If the cause of the seizures are unlikely to be easily or quickly corrected, once diagnosis of a seizure is made, the mainstay of treatment is pharmacotherapy with anti-epileptic drugs. Phenobarbital is the first line anti-seizure medication in neonatal seizures, regardless of the cause of the seizure. Phenytoin, levetiracetam, midazolam and lidocaine are used as second line agents. Almost 66% of patients with acute symptomatic seizures, don't have a complete response to the initial dose administered regardless of the medication.

Term or near term infants with moderate to severe hypoxic ischemic encephalopathy causing neonatal seizures may be treated with therapeutic hypothermia.

== Outcomes ==
With prompt diagnosis, mortality after diagnosis of neonatal seizures has decreased dramatically from an estimated 33% in the 1990s to around 10% in the 2010s. Underlying cause of the seizure remains the greatest predictor of ongoing seizures and neurologic problems later in life. Controversy remains with the extent of damage the seizures themselves cause. Clinician consensus is that frequent or intractable seizures (status epilepticus) leads to neuronal damage and are associated with later neurodevelopment problems.

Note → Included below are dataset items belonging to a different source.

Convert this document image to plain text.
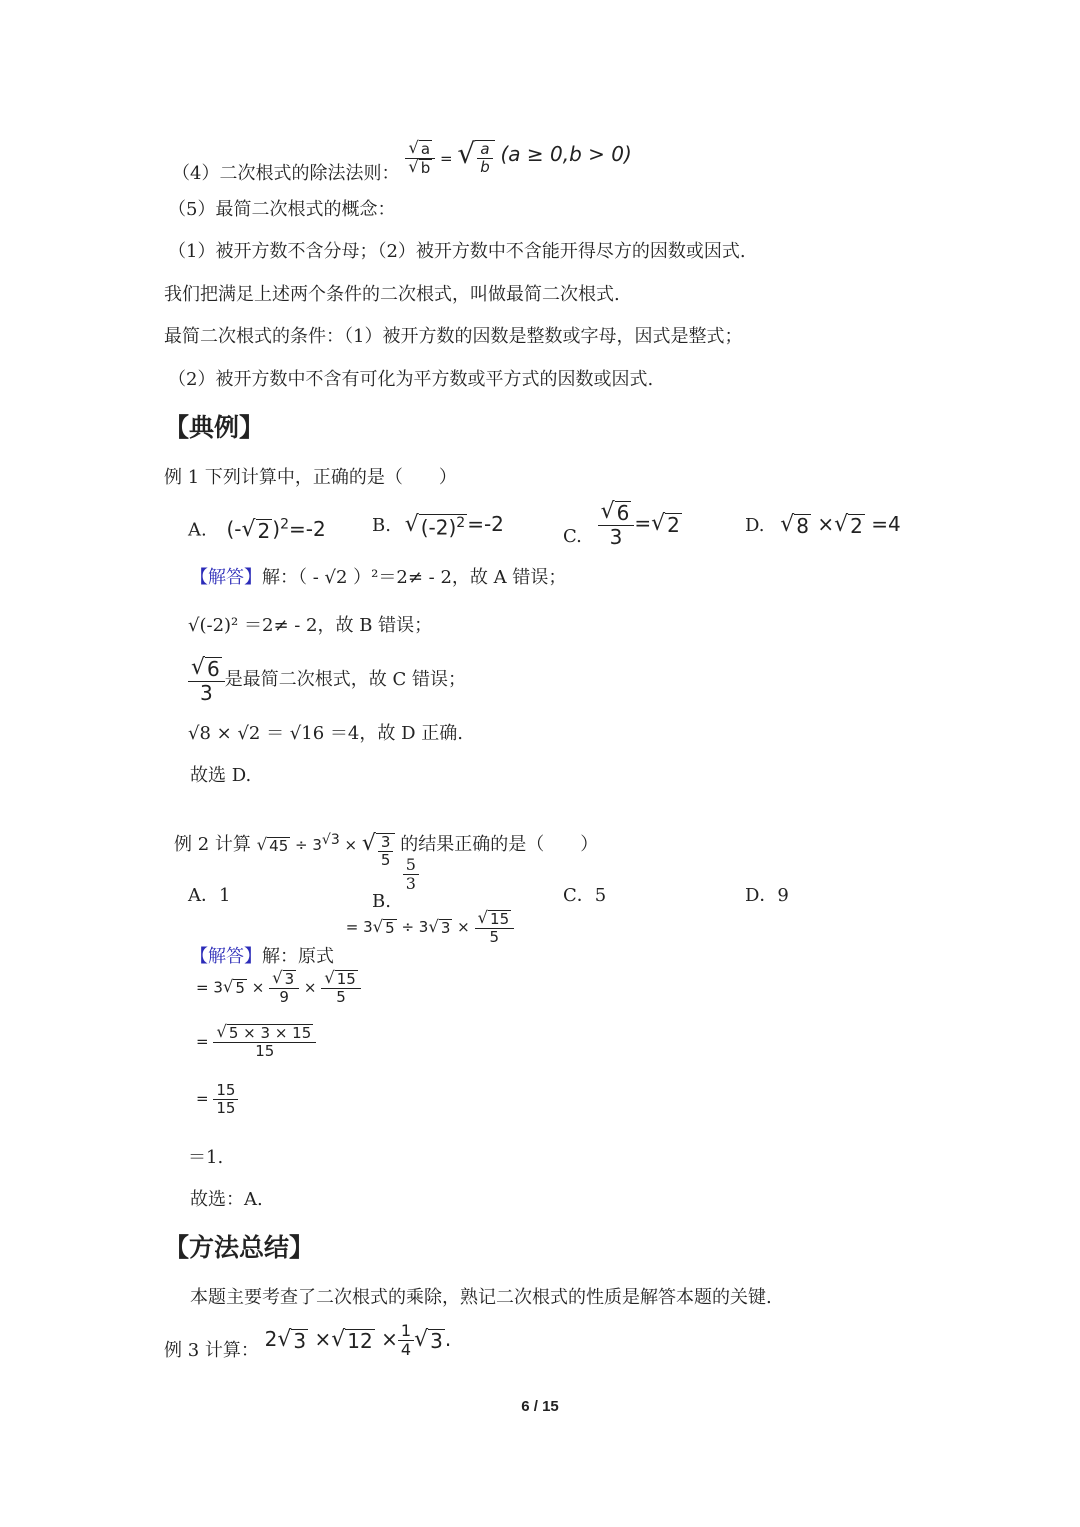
（4）二次根式的除法法则： $\frac{√ a}{√ b}$ = √ $\frac{a}{b} (a \ge 0,b > 0)$
（5）最简二次根式的概念：
（1）被开方数不含分母；（2）被开方数中不含能开得尽方的因数或因式.
我们把满足上述两个条件的二次根式，叫做最简二次根式.
最简二次根式的条件：（1）被开方数的因数是整数或字母，因式是整式；
（2）被开方数中不含有可化为平方数或平方式的因数或因式.
【典例】
例 1 下列计算中，正确的是（　　）
A. (- √ 2 )$^2$=-2	B. √ $(-2)^2 =-2$	C. $\frac{√ 6}{3}$ = √ 2	D. √ 8 × √ 2 =4
【解答】解：（ - √2 ）²＝2≠ - 2，故 A 错误；
√(-2)² ＝2≠ - 2，故 B 错误；
$\frac{√ 6}{3}$ 是最简二次根式，故 C 错误；
√8 × √2 ＝ √16 ＝4，故 D 正确.
故选 D.
例 2 计算 $_{√ 45 \div 3^{√3} \times √ \frac{3}{5}}$ 的结果正确的是（　　）
A．1	B.
$\frac{5}{3}$
C．5	D．9
【解答】解：原式 = 3 √ 5 ÷ 3 √ $3 \times \frac{√ 15}{5}$
= 3 √ $5 \times \frac{√ 3}{9} \times \frac{√ 15}{5}$
= $\frac{√ 5 \times 3 \times 15}{15}$
= $\frac{15}{15}$
＝1.
故选：A.
【方法总结】
本题主要考查了二次根式的乘除，熟记二次根式的性质是解答本题的关键.
例 3 计算： 2 √ 3 × √ $12 \times \frac{1}{4}$ √ 3 .
6 / 15
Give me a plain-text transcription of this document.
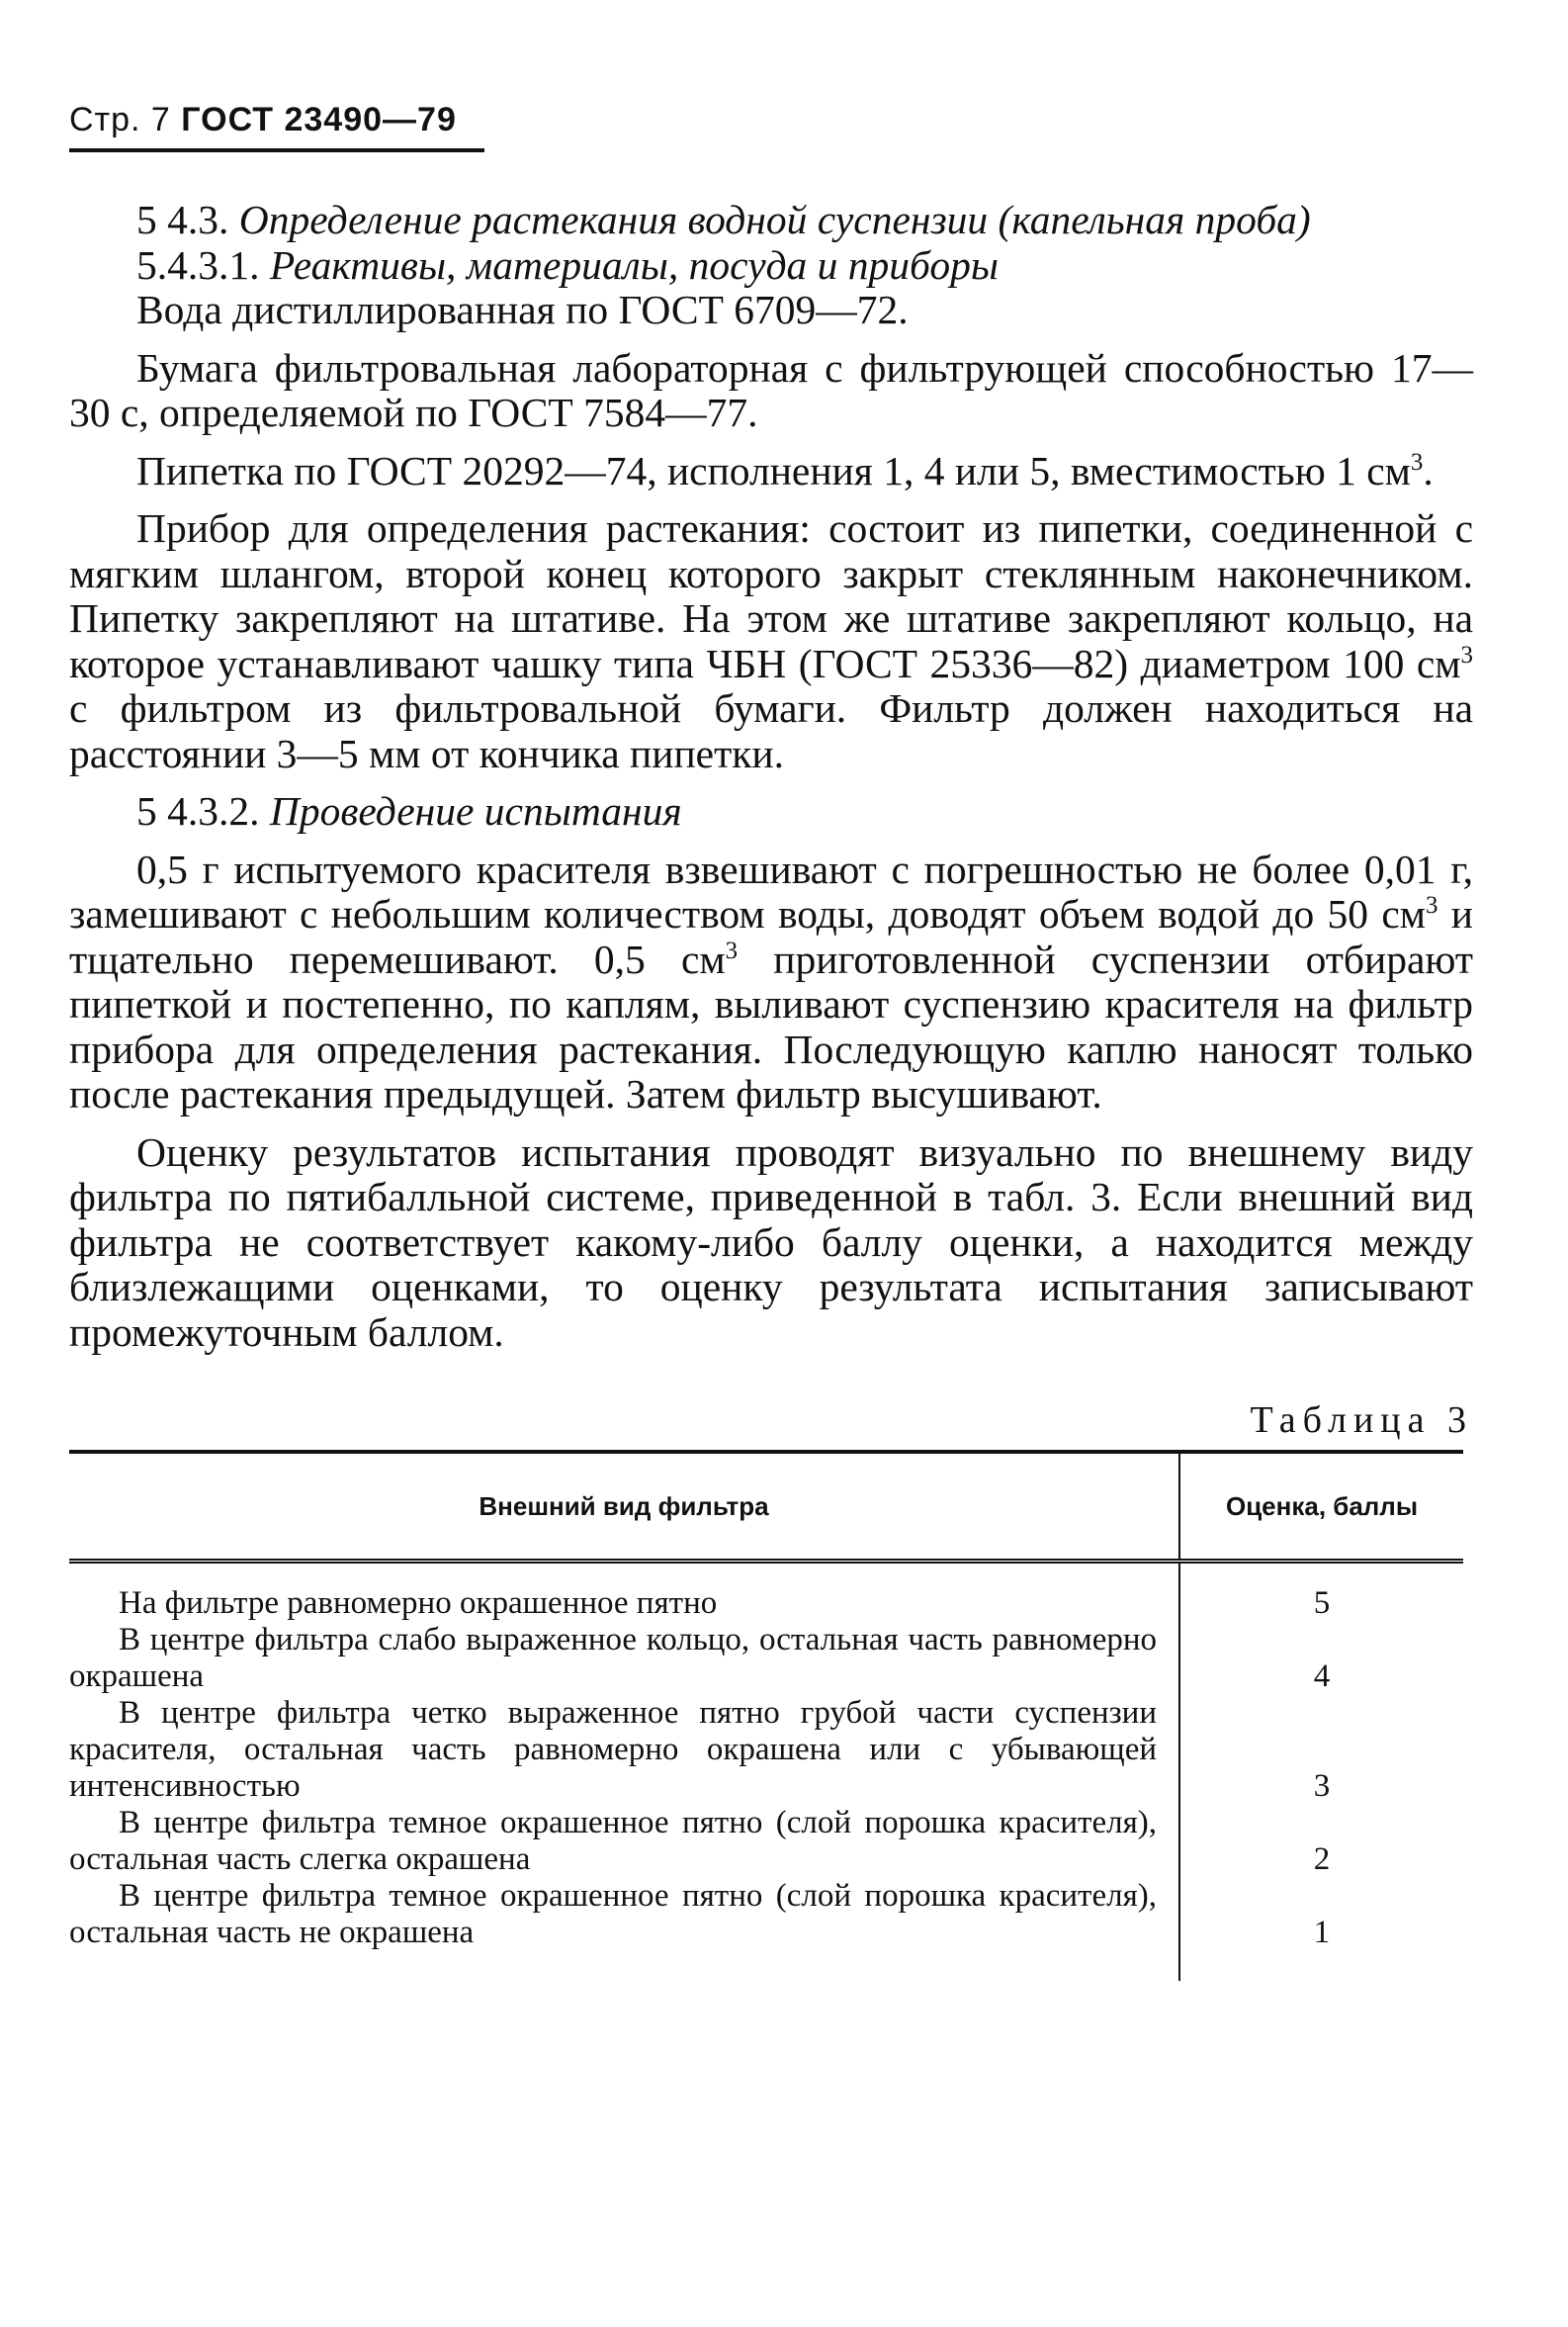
Стр. 7 ГОСТ 23490—79

5 4.3. Определение растекания водной суспензии (капельная проба)

5.4.3.1. Реактивы, материалы, посуда и приборы

Вода дистиллированная по ГОСТ 6709—72.

Бумага фильтровальная лабораторная с фильтрующей способностью 17—30 с, определяемой по ГОСТ 7584—77.

Пипетка по ГОСТ 20292—74, исполнения 1, 4 или 5, вместимостью 1 $см^3$.

Прибор для определения растекания: состоит из пипетки, соединенной с мягким шлангом, второй конец которого закрыт стеклянным наконечником. Пипетку закрепляют на штативе. На этом же штативе закрепляют кольцо, на которое устанавливают чашку типа ЧБН (ГОСТ 25336—82) диаметром 100 $см^3$ с фильтром из фильтровальной бумаги. Фильтр должен находиться на расстоянии 3—5 мм от кончика пипетки.

5 4.3.2. Проведение испытания

0,5 г испытуемого красителя взвешивают с погрешностью не более 0,01 г, замешивают с небольшим количеством воды, доводят объем водой до 50 $см^3$ и тщательно перемешивают. 0,5 $см^3$ приготовленной суспензии отбирают пипеткой и постепенно, по каплям, выливают суспензию красителя на фильтр прибора для определения растекания. Последующую каплю наносят только после растекания предыдущей. Затем фильтр высушивают.

Оценку результатов испытания проводят визуально по внешнему виду фильтра по пятибалльной системе, приведенной в табл. 3. Если внешний вид фильтра не соответствует какому-либо баллу оценки, а находится между близлежащими оценками, то оценку результата испытания записывают промежуточным баллом.

Таблица 3
Внешний вид фильтра	Оценка, баллы

На фильтре равномерно окрашенное пятно	5

В центре фильтра слабо выраженное кольцо, остальная часть равномерно окрашена	4

В центре фильтра четко выраженное пятно грубой части суспензии красителя, остальная часть равномерно окрашена или с убывающей интенсивностью	3

В центре фильтра темное окрашенное пятно (слой порошка красителя), остальная часть слегка окрашена	2

В центре фильтра темное окрашенное пятно (слой порошка красителя), остальная часть не окрашена	1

Infants that are premature, have hypoxemic ischemic encephalopathy, CNS infection, severe intraventricular hemorrhage, structural central nervous system defect, or severely abnormal EEG tracings have a worse prognosis.

Low Apgar scores, need for resuscitation at birth, and perinatal distress place the neonate at greater risk for seizures".

For all infants with neonatal seizures regardless of cause, the rate of subsequent seizures during childhood is estimated between 10 and 20%. Infants who survive severe global HIE have the highest rate of epilepsy later in life.

Untreated or repeated neonatal seizures, especially prolonged seizures or status epilepticus, are associated with hippocampal sclerosis later in life.

== Epidemiology ==
It is difficult to determine the incidence of seizures in the neonatal period. Estimations range between 1-5 per 1,000 live births, with other estimates being 1.1 cases per 1,000 live births in full term infants and 14 cases per 1,000 live births in preterm infants. The actual rate of seizures during the neonatal period may be higher due to a lack of accurate diagnosis of sub-clinical seizure activity without continuous EEG monitoring. The epidemiology moreover varies in high-income countries (HIC) from that in low-income ones (LIC). The incidence is estimated to be 1-3 per 1000 live births in HIC whereas it ranges from 36 to 90 per live birth in LIC. Acute causes of seizures (hypoxemic ischemic encephalopathy, infection, intracranial hemorrhage, stroke, etc.) are more common than the first episode of neonatal epilepsy syndromes.

== Research directions ==
Since interpretation of continuous EEG monitoring requires a trained neurologist, automated interpretation software has been proposed. Algorithms and machine learning have been studied, however logistical and mathematic challenges remain.